Mehr als die Hälfte des Mitgliederrückgangs hängen demnach damit zusammen, dass es mehr Austritte als Taufen und Aufnahmen in die Kirchen gibt. „Wenn mehr als die Hälfte des Rückgangs auf die zurückgehende Bindungskraft der Institution verweist, ist für den Mitgliederverlust nicht allein der zweifellos unumkehrbare demografische Wandel verantwortlich“, erklärt Raffelhüschen in einem Gespräch zu den Ergebnissen der Untersuchung für die 20 evangelischen Landeskirchen und 27 römisch-katholischen Diözesen in Deutschland.
Mission soll helfen
Nach Angaben von Kardinal Marx wurde die Untersuchung aus „Verantwortung für die mittel- bis langfristige Planung der kirchlichen Haushalte“ veranlasst. Jetzt sei man dankbar, mit der aktuellen langfristigen Prognose tiefergehende Erkenntnis über die wichtigste Einnahmequelle der Diözesen erlangt zu haben. Mit Hilfe dieser Daten sollen die Haushalte an die zu erwartende Entwicklung angepasst werden. Für Marx ist die Prognose kein Grund zur Panik. Marx: „In der Kirche geht es immer darum, das Evangelium weiterzusagen, auch unter veränderten Bedingungen. Für mich ist die Studie auch ein Aufruf zur Mission.“
Für die beiden großen Kirchen sei klar, dass man sich den „berechneten Entwicklungen frühzeitig stellen“ wolle, heißt es in einer gemeinsamen Pressemitteilung der Evangelischen Kirche in Deutschland (EKD) und der Deutschen Bischofskonferenz (DBK) vom Donnerstag. Demnach wollen die Kirchen die Erkenntnisse der Studie nutzen, um sich „langfristig auf Veränderungen“ einzustellen. „Diese Veränderungen werden kommen und es ist gut, in einer heute wirtschaftlich guten Lage die Fragen von morgen in den Blick zu nehmen“, erklärten Marx, der Vorsitzende der DBK, und der Ratsvorsitzende der EKD, Landesbischof Heinrich Bedford-Strohm. Wie diese Veränderungen konkret aussehen sollen, dazu haben die beiden Kirchenvertreter bislang nichts gesagt.

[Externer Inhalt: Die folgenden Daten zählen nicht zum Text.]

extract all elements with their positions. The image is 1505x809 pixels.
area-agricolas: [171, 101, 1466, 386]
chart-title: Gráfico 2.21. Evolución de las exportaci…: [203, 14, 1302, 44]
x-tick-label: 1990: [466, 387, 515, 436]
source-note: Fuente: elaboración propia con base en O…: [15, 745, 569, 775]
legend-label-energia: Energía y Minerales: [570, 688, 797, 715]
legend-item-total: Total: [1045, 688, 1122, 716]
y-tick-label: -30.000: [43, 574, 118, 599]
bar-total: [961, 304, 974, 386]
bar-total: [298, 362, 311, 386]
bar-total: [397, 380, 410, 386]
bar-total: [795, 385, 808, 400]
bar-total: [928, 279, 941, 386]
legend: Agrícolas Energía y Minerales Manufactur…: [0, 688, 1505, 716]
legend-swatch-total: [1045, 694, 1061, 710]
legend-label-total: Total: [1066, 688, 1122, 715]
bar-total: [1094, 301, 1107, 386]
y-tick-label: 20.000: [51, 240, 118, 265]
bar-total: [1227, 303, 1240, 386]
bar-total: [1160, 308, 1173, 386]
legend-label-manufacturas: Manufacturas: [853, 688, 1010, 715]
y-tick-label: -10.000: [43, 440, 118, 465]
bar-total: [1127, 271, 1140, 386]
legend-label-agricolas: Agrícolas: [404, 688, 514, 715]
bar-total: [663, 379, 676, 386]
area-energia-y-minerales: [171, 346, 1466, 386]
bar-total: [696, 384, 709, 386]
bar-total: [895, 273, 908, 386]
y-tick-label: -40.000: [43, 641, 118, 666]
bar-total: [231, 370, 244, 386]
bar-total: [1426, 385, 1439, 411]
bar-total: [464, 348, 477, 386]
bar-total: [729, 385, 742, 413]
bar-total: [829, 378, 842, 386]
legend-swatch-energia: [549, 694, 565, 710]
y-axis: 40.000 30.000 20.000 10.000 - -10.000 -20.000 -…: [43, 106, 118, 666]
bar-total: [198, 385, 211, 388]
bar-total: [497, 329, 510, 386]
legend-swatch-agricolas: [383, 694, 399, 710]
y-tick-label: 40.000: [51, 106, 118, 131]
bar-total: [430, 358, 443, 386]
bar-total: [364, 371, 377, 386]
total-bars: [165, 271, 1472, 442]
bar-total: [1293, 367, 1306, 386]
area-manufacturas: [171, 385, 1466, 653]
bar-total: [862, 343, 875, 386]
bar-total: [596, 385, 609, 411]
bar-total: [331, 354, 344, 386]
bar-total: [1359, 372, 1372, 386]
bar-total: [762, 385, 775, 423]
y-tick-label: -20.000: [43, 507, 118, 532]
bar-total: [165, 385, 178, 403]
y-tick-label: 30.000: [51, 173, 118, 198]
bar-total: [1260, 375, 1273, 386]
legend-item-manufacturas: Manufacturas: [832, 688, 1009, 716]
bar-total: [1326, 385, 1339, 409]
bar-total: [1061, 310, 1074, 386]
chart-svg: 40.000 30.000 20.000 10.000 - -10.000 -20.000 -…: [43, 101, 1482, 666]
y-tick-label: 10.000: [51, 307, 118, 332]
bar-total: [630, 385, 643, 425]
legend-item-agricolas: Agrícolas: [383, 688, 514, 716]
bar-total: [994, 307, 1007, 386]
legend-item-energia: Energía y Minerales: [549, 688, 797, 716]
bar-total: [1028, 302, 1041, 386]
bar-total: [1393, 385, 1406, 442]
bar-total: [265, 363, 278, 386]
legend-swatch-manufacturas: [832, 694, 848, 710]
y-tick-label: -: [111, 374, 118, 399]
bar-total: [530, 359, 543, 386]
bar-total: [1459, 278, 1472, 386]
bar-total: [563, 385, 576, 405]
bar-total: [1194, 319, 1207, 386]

„Manches am Rückgang an Kirchenmitgliedern werden wir nicht ändern können“, konstatierte Bedford-Strohm. Überall in Deutschland hätten sich Christen auf den Weg gemacht, um „die Ausstrahlungskraft unserer Kirche für die Zukunft so nachhaltig wie möglich zu stärken“. Die „vielen Millionen Menschen, die sich in unseren Gemeinden und diakonischen Einrichtungen aus Freiheit und nicht aus gesellschaftlicher Konvention engagieren“, seien schon heute die besten Botschafter der Kirche von morgen, erkärte Bedford-Strohm.